Abstract

We collected biological and physical oceanographic data simultaneously from shipboard observations and mooring buoys in the Pacific equatorial warm pool during the 2002–2003 El Niño event and found that the vertical profiles of cyanobacterial pigments reflected the turbulent kinetic energy (TKE) better than did analyses of the mixed layer by temperature and salinity profiling. Zeaxanthin, an accessory pigment of cyanobacteria, was abundant and almost homogeneous in the warm pool within the surface mixed layer, although chlorophyll a concentrations were low. The intracellular content of chlorophyll a increases with increasing depth and decreasing light in a photoprotective response, but the zeaxanthin content does not change with depth.
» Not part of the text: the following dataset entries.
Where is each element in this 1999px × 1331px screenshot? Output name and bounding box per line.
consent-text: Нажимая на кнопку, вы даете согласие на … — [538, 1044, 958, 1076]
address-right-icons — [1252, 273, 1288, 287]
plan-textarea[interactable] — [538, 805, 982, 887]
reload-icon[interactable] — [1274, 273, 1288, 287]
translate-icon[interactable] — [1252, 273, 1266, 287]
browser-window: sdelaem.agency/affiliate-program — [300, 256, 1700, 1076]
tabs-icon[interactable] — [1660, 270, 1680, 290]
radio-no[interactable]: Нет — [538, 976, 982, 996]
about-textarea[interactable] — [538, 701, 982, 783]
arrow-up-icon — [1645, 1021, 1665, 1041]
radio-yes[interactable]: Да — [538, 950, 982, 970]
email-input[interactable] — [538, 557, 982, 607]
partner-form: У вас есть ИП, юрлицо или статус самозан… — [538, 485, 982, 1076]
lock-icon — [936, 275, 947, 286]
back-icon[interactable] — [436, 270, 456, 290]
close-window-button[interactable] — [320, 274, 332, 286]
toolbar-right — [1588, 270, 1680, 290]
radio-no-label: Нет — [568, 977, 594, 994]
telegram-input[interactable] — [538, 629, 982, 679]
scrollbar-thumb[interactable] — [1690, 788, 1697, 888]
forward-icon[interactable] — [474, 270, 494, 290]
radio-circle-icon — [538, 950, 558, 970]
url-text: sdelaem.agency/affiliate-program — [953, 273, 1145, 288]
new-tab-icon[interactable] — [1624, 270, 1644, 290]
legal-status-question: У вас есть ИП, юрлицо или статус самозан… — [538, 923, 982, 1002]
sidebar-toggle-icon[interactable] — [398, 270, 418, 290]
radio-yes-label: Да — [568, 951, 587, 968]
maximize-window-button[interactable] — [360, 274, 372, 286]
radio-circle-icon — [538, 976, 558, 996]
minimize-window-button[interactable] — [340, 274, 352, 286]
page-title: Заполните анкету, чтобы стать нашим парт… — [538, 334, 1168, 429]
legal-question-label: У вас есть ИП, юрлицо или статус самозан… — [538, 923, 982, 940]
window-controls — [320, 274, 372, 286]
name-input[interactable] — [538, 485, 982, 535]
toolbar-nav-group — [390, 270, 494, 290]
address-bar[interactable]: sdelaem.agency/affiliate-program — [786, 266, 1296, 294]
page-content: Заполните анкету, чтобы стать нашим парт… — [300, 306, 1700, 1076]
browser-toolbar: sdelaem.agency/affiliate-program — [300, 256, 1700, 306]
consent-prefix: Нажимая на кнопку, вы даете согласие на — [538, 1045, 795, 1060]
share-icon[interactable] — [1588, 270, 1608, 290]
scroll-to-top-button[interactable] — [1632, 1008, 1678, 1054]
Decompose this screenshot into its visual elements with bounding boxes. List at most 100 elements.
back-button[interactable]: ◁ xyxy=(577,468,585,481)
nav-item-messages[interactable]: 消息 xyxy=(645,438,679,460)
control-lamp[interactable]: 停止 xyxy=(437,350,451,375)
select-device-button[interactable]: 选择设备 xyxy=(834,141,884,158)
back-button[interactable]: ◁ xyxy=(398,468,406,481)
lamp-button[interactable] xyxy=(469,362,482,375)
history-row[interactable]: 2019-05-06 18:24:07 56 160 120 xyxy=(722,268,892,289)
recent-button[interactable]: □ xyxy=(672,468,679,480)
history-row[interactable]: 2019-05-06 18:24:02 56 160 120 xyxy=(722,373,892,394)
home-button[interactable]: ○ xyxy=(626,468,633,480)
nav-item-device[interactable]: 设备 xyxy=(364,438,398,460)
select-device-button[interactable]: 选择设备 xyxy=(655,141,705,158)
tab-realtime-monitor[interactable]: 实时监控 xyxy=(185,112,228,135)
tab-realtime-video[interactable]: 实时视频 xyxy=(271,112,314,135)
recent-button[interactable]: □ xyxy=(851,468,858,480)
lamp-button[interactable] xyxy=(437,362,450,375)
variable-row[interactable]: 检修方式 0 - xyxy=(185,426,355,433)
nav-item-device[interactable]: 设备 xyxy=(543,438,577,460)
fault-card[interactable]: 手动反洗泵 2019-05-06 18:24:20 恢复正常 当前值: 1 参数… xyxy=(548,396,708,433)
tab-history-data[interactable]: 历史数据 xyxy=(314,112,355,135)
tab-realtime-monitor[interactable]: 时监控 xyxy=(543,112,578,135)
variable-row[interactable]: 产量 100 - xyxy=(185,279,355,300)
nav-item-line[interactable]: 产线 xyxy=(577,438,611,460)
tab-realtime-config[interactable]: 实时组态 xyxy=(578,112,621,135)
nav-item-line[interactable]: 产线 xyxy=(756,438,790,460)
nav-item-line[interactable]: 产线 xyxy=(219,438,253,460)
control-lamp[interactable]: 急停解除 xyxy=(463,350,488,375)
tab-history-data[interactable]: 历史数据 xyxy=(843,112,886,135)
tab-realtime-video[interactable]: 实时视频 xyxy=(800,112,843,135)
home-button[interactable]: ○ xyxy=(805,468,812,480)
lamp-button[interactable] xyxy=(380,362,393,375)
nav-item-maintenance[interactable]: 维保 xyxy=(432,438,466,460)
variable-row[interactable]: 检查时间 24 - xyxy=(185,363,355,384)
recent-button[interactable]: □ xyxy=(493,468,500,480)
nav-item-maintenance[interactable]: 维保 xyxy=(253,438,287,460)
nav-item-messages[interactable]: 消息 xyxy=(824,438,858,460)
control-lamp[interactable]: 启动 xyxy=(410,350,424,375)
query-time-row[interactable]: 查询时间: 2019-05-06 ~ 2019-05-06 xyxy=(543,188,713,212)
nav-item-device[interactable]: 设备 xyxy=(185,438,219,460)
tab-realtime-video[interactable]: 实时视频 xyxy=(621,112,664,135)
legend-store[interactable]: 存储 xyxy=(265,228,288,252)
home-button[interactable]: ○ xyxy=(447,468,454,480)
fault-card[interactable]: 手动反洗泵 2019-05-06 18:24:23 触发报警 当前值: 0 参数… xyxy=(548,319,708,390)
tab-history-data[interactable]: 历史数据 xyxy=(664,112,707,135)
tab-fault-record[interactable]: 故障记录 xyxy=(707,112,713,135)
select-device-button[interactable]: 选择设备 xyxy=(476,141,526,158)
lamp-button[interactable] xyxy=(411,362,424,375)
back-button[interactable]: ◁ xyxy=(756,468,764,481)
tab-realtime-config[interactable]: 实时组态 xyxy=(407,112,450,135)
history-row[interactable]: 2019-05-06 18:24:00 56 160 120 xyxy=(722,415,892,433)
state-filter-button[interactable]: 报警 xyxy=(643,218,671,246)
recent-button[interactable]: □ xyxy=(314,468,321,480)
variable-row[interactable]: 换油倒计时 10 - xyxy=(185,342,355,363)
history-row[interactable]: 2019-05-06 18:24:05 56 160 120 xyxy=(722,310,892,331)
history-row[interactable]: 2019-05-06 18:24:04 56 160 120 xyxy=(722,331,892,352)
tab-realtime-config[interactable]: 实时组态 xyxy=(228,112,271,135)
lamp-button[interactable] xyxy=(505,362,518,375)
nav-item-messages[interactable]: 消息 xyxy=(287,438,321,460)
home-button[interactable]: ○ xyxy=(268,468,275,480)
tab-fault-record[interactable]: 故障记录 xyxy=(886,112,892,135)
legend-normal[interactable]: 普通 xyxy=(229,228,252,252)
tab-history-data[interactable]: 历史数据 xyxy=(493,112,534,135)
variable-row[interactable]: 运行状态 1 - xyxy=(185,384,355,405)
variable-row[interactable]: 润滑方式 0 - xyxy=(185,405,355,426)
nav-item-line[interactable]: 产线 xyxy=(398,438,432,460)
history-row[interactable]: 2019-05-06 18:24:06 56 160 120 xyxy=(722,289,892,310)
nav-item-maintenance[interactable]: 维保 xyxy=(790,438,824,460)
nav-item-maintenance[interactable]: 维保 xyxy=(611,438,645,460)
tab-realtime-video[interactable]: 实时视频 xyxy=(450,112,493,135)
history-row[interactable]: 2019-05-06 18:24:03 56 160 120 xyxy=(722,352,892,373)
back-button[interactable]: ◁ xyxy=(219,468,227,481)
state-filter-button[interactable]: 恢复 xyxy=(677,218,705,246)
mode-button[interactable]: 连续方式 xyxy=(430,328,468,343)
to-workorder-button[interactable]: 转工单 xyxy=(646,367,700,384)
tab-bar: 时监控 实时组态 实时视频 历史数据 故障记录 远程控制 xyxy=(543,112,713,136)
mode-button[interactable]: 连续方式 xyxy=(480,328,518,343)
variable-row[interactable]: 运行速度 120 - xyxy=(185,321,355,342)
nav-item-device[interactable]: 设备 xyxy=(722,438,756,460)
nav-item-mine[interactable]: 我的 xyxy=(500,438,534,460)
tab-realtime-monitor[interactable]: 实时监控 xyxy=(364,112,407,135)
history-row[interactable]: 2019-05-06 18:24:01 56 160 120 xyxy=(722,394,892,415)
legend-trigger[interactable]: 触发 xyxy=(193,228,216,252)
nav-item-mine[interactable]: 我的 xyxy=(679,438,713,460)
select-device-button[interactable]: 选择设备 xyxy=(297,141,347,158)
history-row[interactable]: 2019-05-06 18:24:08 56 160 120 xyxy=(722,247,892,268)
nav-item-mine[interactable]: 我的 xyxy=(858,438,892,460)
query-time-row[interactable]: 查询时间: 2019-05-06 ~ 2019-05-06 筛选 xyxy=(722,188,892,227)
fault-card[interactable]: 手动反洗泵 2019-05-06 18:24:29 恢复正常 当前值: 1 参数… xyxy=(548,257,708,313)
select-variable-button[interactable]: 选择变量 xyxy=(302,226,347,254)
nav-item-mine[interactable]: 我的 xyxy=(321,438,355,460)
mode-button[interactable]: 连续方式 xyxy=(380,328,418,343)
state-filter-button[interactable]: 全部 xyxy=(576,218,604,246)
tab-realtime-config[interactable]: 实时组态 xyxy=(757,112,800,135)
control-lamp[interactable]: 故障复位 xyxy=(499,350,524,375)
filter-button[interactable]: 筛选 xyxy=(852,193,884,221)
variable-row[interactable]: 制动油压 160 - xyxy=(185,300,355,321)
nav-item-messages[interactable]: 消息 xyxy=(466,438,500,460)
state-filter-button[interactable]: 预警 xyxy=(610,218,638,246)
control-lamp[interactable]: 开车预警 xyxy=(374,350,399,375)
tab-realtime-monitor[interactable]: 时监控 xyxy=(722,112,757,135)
Hence, we hypothesized that the profile of the ratio of zeaxanthin to chlorophyll a would decrease with increasing depth if the water column were stable, without vertical mixing. On the contrary, vertically constant ratios would indicate vertical mixing. Our analysis using a numerical model showed a good agreement between profiles of these ratios and the profiles of TKE and supported the hypothesis. However, a comparative analysis of the zeaxanthin:chlorophyll a ratio profiles with mixed layer depth based on temperature and salinity data revealed two distinct patterns. In the first pattern, the ratio was uniform in the mixed layer when TKE was strong. In the second, the ratio decreased with increasing depth, even in the mixed layer, because of reduced TKE.